Robust nonlinear model predictive control for quadrotor collision avoidance with interacting multiple model-based obstacle motion prediction

2025-8
Acar, Beyza
As unmanned aerial vehicles (UAVs) are deployed more frequently in complex environments, the need for safe and reliable navigation near obstacles becomes increasingly important. This thesis presents a nonlinear model predictive control (NMPC) framework for collision avoidance of quadrotors operating in environments with static and dynamic obstacles. NMPC is used as the main control strategy to handle system dynamics, input limits, and obstacle avoidance constraints in a unified optimization problem. To predict obstacle motion over the prediction horizon, an Interacting Multiple Model Kalman Filter (IMM-KF) is employed. The IMM-KF runs multiple motion models in parallel and combines their outputs to adaptively estimate future positions of moving and stationary obstacles. These predictions are directly integrated into the NMPC formulation, allowing the controller to anticipate potential collisions. In addition, an uncertainty-aware repulsive cost term is included in the NMPC objective function. This term adjusts the strength of avoidance based on the confidence of the obstacle predictions, encouraging early and smooth maneuvers when predictions are reliable, even before the hard constraint is activated. The proposed approach is tested under various reference trajectories, model mismatch and different levels of sensor noise.
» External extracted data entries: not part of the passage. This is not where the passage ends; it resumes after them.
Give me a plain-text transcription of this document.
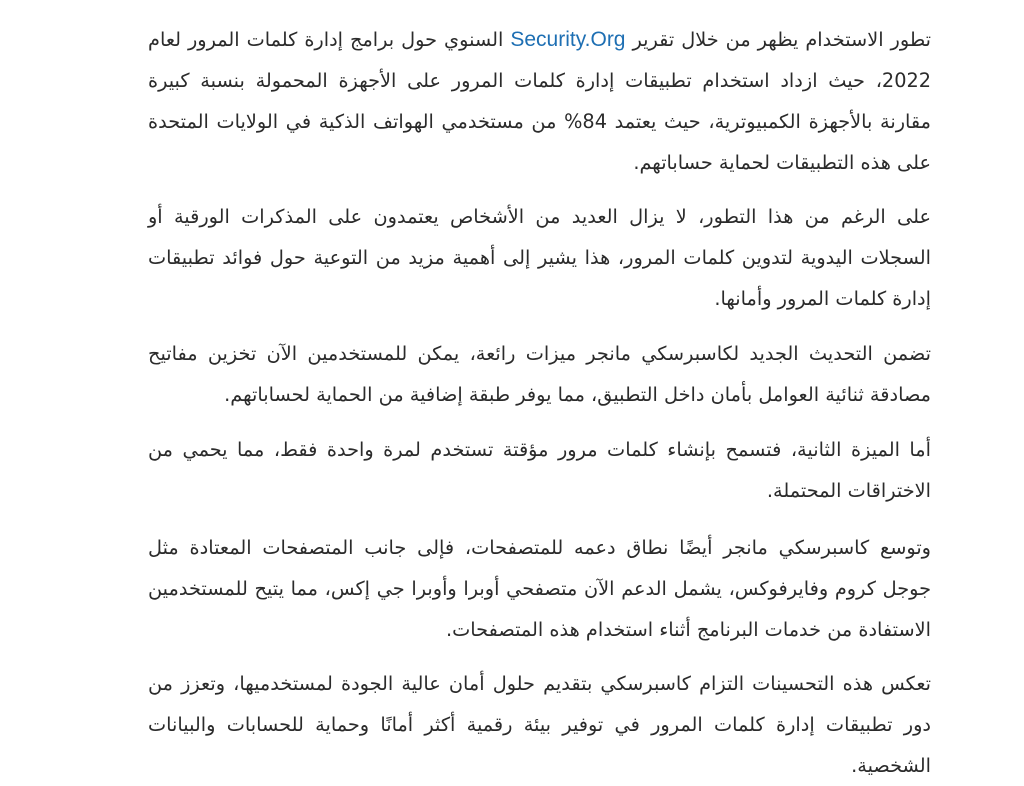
تطور الاستخدام يظهر من خلال تقرير Security.Org السنوي حول برامج إدارة كلمات المرور لعام 2022، حيث ازداد استخدام تطبيقات إدارة كلمات المرور على الأجهزة المحمولة بنسبة كبيرة مقارنة بالأجهزة الكمبيوترية، حيث يعتمد 84% من مستخدمي الهواتف الذكية في الولايات المتحدة على هذه التطبيقات لحماية حساباتهم.

على الرغم من هذا التطور، لا يزال العديد من الأشخاص يعتمدون على المذكرات الورقية أو السجلات اليدوية لتدوين كلمات المرور، هذا يشير إلى أهمية مزيد من التوعية حول فوائد تطبيقات إدارة كلمات المرور وأمانها.

تضمن التحديث الجديد لكاسبرسكي مانجر ميزات رائعة، يمكن للمستخدمين الآن تخزين مفاتيح مصادقة ثنائية العوامل بأمان داخل التطبيق، مما يوفر طبقة إضافية من الحماية لحساباتهم.

أما الميزة الثانية، فتسمح بإنشاء كلمات مرور مؤقتة تستخدم لمرة واحدة فقط، مما يحمي من الاختراقات المحتملة.

وتوسع كاسبرسكي مانجر أيضًا نطاق دعمه للمتصفحات، فإلى جانب المتصفحات المعتادة مثل جوجل كروم وفايرفوكس، يشمل الدعم الآن متصفحي أوبرا وأوبرا جي إكس، مما يتيح للمستخدمين الاستفادة من خدمات البرنامج أثناء استخدام هذه المتصفحات.

تعكس هذه التحسينات التزام كاسبرسكي بتقديم حلول أمان عالية الجودة لمستخدميها، وتعزز من دور تطبيقات إدارة كلمات المرور في توفير بيئة رقمية أكثر أمانًا وحماية للحسابات والبيانات الشخصية.
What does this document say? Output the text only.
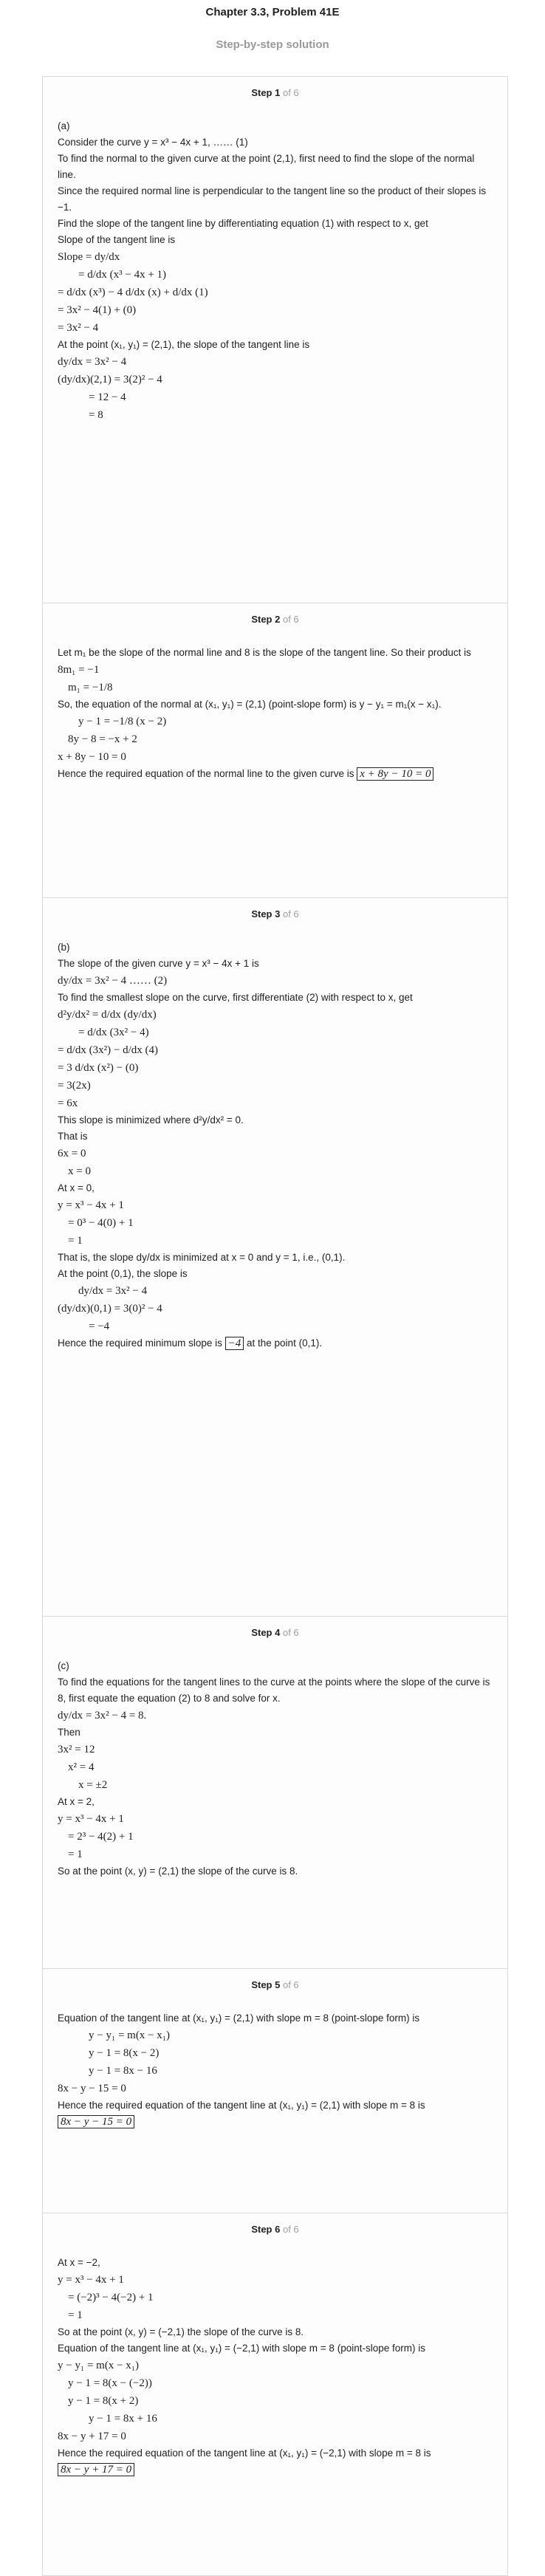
Chapter 3.3, Problem 41E
Step-by-step solution
Step 1 of 6

(a)

Consider the curve y = x³ − 4x + 1, …… (1)

To find the normal to the given curve at the point (2,1), first need to find the slope of the normal line.

Since the required normal line is perpendicular to the tangent line so the product of their slopes is −1.

Find the slope of the tangent line by differentiating equation (1) with respect to x, get

Slope of the tangent line is

Slope = dy/dx

= d/dx (x³ − 4x + 1)

= d/dx (x³) − 4 d/dx (x) + d/dx (1)

= 3x² − 4(1) + (0)

= 3x² − 4

At the point (x₁, y₁) = (2,1), the slope of the tangent line is

dy/dx = 3x² − 4

(dy/dx)(2,1) = 3(2)² − 4

= 12 − 4

= 8

Step 2 of 6

Let m₁ be the slope of the normal line and 8 is the slope of the tangent line. So their product is

8m₁ = −1

m₁ = −1/8

So, the equation of the normal at (x₁, y₁) = (2,1) (point-slope form) is y − y₁ = m₁(x − x₁).

y − 1 = −1/8 (x − 2)

8y − 8 = −x + 2

x + 8y − 10 = 0

Hence the required equation of the normal line to the given curve is x + 8y − 10 = 0

Step 3 of 6

(b)

The slope of the given curve y = x³ − 4x + 1 is

dy/dx = 3x² − 4 …… (2)

To find the smallest slope on the curve, first differentiate (2) with respect to x, get

d²y/dx² = d/dx (dy/dx)

= d/dx (3x² − 4)

= d/dx (3x²) − d/dx (4)

= 3 d/dx (x²) − (0)

= 3(2x)

= 6x

This slope is minimized where d²y/dx² = 0.

That is

6x = 0

x = 0

At x = 0,

y = x³ − 4x + 1

= 0³ − 4(0) + 1

= 1

That is, the slope dy/dx is minimized at x = 0 and y = 1, i.e., (0,1).

At the point (0,1), the slope is

dy/dx = 3x² − 4

(dy/dx)(0,1) = 3(0)² − 4

= −4

Hence the required minimum slope is −4 at the point (0,1).

Step 4 of 6

(c)

To find the equations for the tangent lines to the curve at the points where the slope of the curve is 8, first equate the equation (2) to 8 and solve for x.

dy/dx = 3x² − 4 = 8.

Then

3x² = 12

x² = 4

x = ±2

At x = 2,

y = x³ − 4x + 1

= 2³ − 4(2) + 1

= 1

So at the point (x, y) = (2,1) the slope of the curve is 8.

Step 5 of 6

Equation of the tangent line at (x₁, y₁) = (2,1) with slope m = 8 (point-slope form) is

y − y₁ = m(x − x₁)

y − 1 = 8(x − 2)

y − 1 = 8x − 16

8x − y − 15 = 0

Hence the required equation of the tangent line at (x₁, y₁) = (2,1) with slope m = 8 is

8x − y − 15 = 0

Step 6 of 6

At x = −2,

y = x³ − 4x + 1

= (−2)³ − 4(−2) + 1

= 1

So at the point (x, y) = (−2,1) the slope of the curve is 8.

Equation of the tangent line at (x₁, y₁) = (−2,1) with slope m = 8 (point-slope form) is

y − y₁ = m(x − x₁)

y − 1 = 8(x − (−2))

y − 1 = 8(x + 2)

y − 1 = 8x + 16

8x − y + 17 = 0

Hence the required equation of the tangent line at (x₁, y₁) = (−2,1) with slope m = 8 is

8x − y + 17 = 0
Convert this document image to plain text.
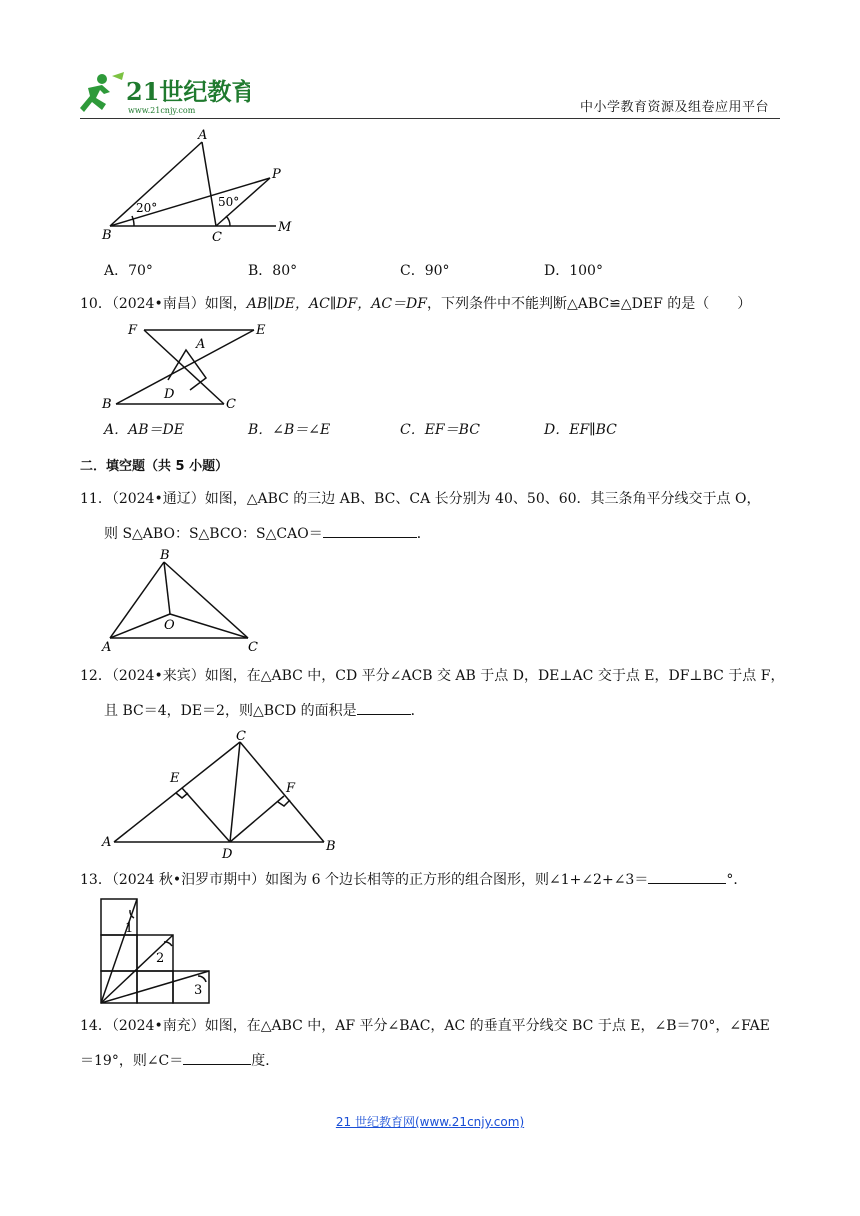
21世纪教育
www.21cnjy.com	中小学教育资源及组卷应用平台
A
B	C
P
M
20°	50°
A．70°	B．80°	C．90°	D．100°
10．（2024•南昌）如图，AB∥DE，AC∥DF，AC＝DF，下列条件中不能判断△ABC≌△DEF 的是（　　）
F	E
A
D
B	C
A．AB＝DE	B．∠B＝∠E	C．EF＝BC	D．EF∥BC
二．填空题（共 5 小题）
11．（2024•通辽）如图，△ABC 的三边 AB、BC、CA 长分别为 40、50、60．其三条角平分线交于点 O，
则 S△ABO：S△BCO：S△CAO＝	．
B
O
A	C
12．（2024•来宾）如图，在△ABC 中，CD 平分∠ACB 交 AB 于点 D，DE⊥AC 交于点 E，DF⊥BC 于点 F，
且 BC＝4，DE＝2，则△BCD 的面积是	．
C
E
F
A
D
B
13．（2024 秋•汨罗市期中）如图为 6 个边长相等的正方形的组合图形，则∠1+∠2+∠3＝	°．
1
2
3
14．（2024•南充）如图，在△ABC 中，AF 平分∠BAC，AC 的垂直平分线交 BC 于点 E，∠B＝70°，∠FAE
＝19°，则∠C＝	度．
21 世纪教育网(www.21cnjy.com)
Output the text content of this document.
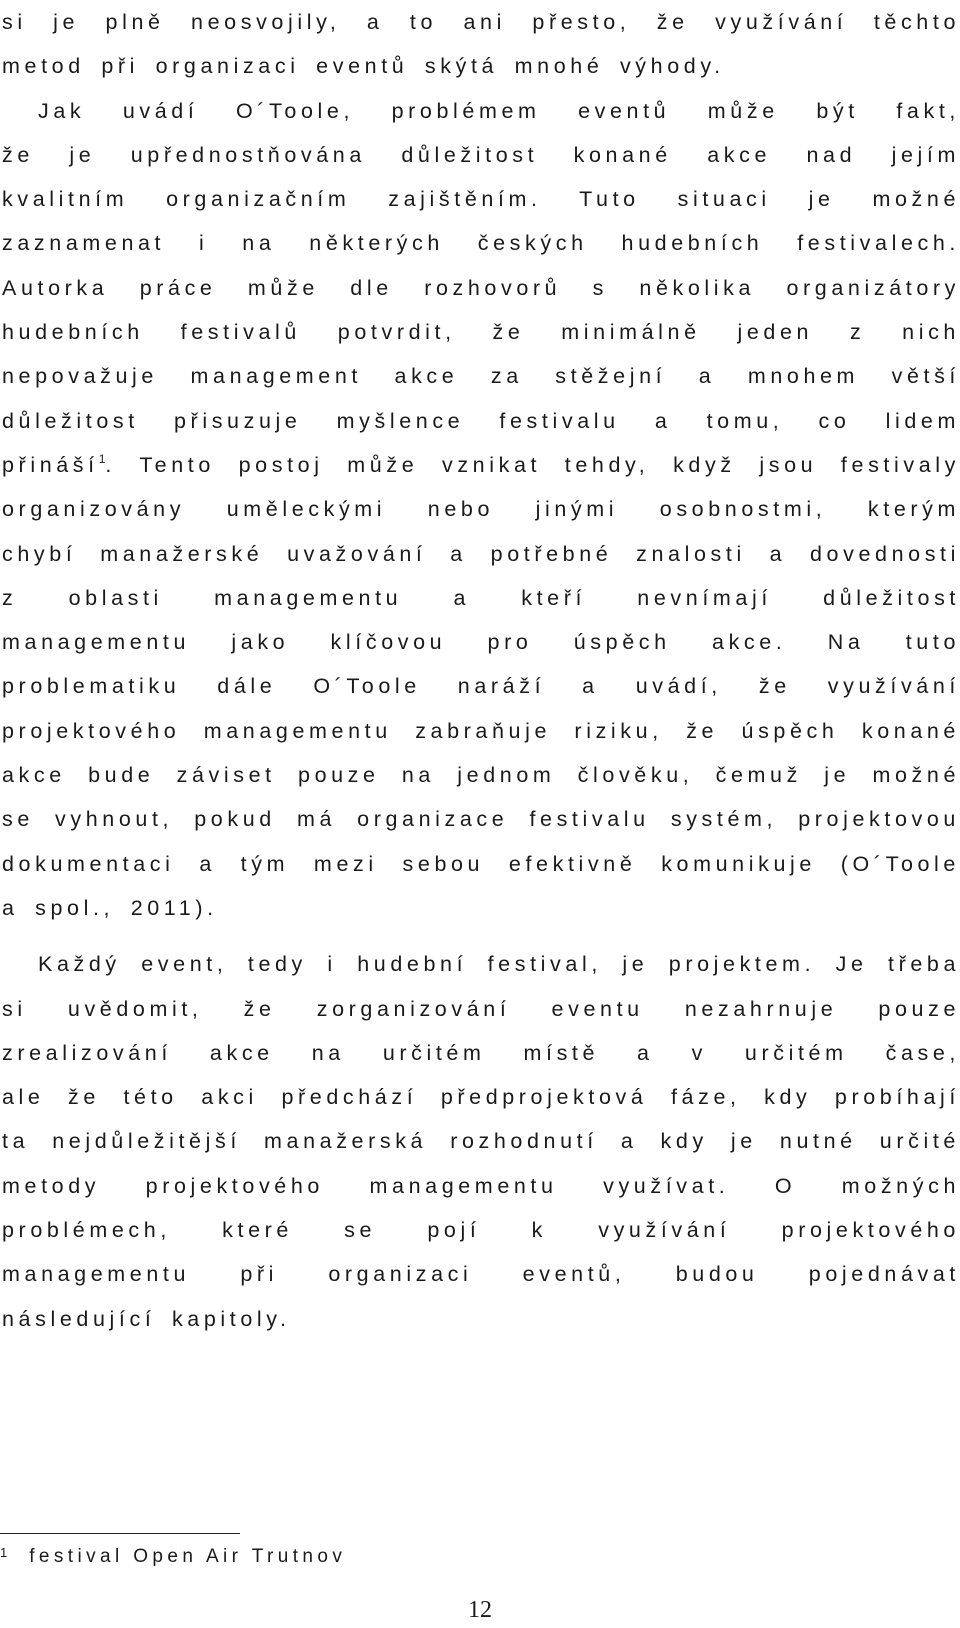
si je plně neosvojily, a to ani přesto, že využívání těchto
metod při organizaci eventů skýtá mnohé výhody.
Jak uvádí O´Toole, problémem eventů může být fakt,
že je upřednostňována důležitost konané akce nad jejím
kvalitním organizačním zajištěním. Tuto situaci je možné
zaznamenat i na některých českých hudebních festivalech.
Autorka práce může dle rozhovorů s několika organizátory
hudebních festivalů potvrdit, že minimálně jeden z nich
nepovažuje management akce za stěžejní a mnohem větší
důležitost přisuzuje myšlence festivalu a tomu, co lidem
přináší$^1$. Tento postoj může vznikat tehdy, když jsou festivaly
organizovány uměleckými nebo jinými osobnostmi, kterým
chybí manažerské uvažování a potřebné znalosti a dovednosti
z oblasti managementu a kteří nevnímají důležitost
managementu jako klíčovou pro úspěch akce. Na tuto
problematiku dále O´Toole naráží a uvádí, že využívání
projektového managementu zabraňuje riziku, že úspěch konané
akce bude záviset pouze na jednom člověku, čemuž je možné
se vyhnout, pokud má organizace festivalu systém, projektovou
dokumentaci a tým mezi sebou efektivně komunikuje (O´Toole
a spol., 2011).
Každý event, tedy i hudební festival, je projektem. Je třeba
si uvědomit, že zorganizování eventu nezahrnuje pouze
zrealizování akce na určitém místě a v určitém čase,
ale že této akci předchází předprojektová fáze, kdy probíhají
ta nejdůležitější manažerská rozhodnutí a kdy je nutné určité
metody projektového managementu využívat. O možných
problémech, které se pojí k využívání projektového
managementu při organizaci eventů, budou pojednávat
následující kapitoly.
$^1$ festival Open Air Trutnov
12
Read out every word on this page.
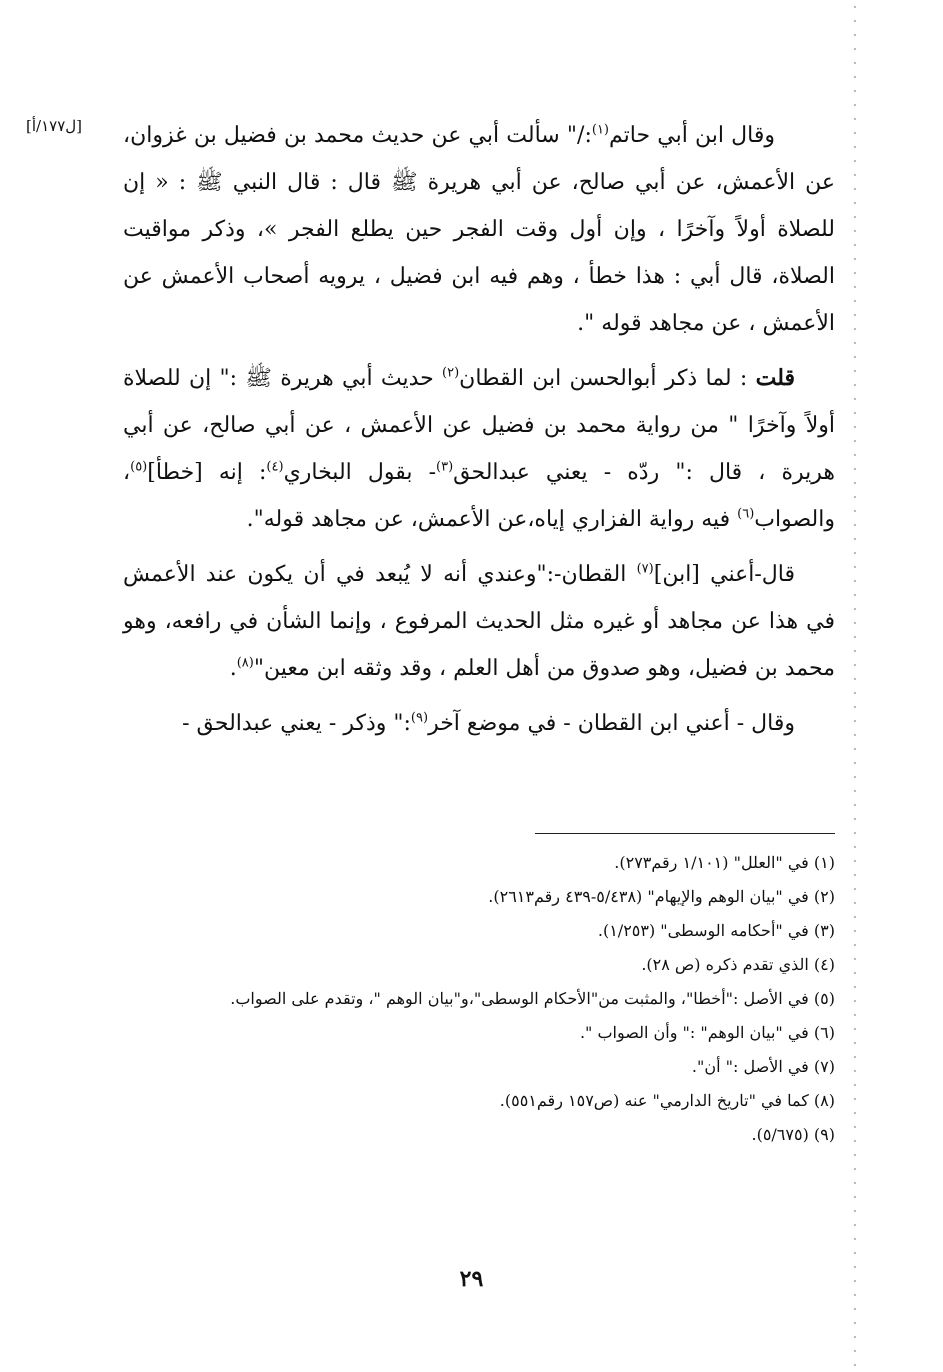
[ل١٧٧/أ]	وقال ابن أبي حاتم$^{(١)}$:/" سألت أبي عن حديث محمد بن فضيل بن غزوان، عن الأعمش، عن أبي صالح، عن أبي هريرة ﷺ قال : قال النبي ﷺ : « إن للصلاة أولاً وآخرًا ، وإن أول وقت الفجر حين يطلع الفجر »، وذكر مواقيت الصلاة، قال أبي : هذا خطأ ، وهم فيه ابن فضيل ، يرويه أصحاب الأعمش عن الأعمش ، عن مجاهد قوله ".

قلت : لما ذكر أبوالحسن ابن القطان$^{(٢)}$ حديث أبي هريرة ﷺ :" إن للصلاة أولاً وآخرًا " من رواية محمد بن فضيل عن الأعمش ، عن أبي صالح، عن أبي هريرة ، قال :" ردّه - يعني عبدالحق$^{(٣)}$- بقول البخاري$^{(٤)}$: إنه [خطأ]$^{(٥)}$، والصواب$^{(٦)}$ فيه رواية الفزاري إياه،عن الأعمش، عن مجاهد قوله".

قال-أعني [ابن]$^{(٧)}$ القطان-:"وعندي أنه لا يُبعد في أن يكون عند الأعمش في هذا عن مجاهد أو غيره مثل الحديث المرفوع ، وإنما الشأن في رافعه، وهو محمد بن فضيل، وهو صدوق من أهل العلم ، وقد وثقه ابن معين"$^{(٨)}$.

وقال - أعني ابن القطان - في موضع آخر$^{(٩)}$:" وذكر - يعني عبدالحق -

(١) في "العلل" (١/١٠١ رقم٢٧٣).
(٢) في "بيان الوهم والإيهام" (٥/٤٣٨-٤٣٩ رقم٢٦١٣).
(٣) في "أحكامه الوسطى" (١/٢٥٣).
(٤) الذي تقدم ذكره (ص ٢٨).
(٥) في الأصل :"أخطا"، والمثبت من"الأحكام الوسطى"،و"بيان الوهم "، وتقدم على الصواب.
(٦) في "بيان الوهم" :" وأن الصواب ".
(٧) في الأصل :" أن".
(٨) كما في "تاريخ الدارمي" عنه (ص١٥٧ رقم٥٥١).
(٩) (٥/٦٧٥).
٢٩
Simulation results show that the framework maintains good trajectory tracking performance and ensures safe navigation without collisions or violations of system constraints. Thanks to the motion prediction, control inputs near obstacles transition more smoothly, avoiding abrupt changes and enabling safer maneuvers.
Citation Formats
B. Acar, “Robust nonlinear model predictive control for quadrotor collision avoidance with interacting multiple model-based obstacle motion prediction,” M.S. - Master of Science, Middle East Technical University, 2025.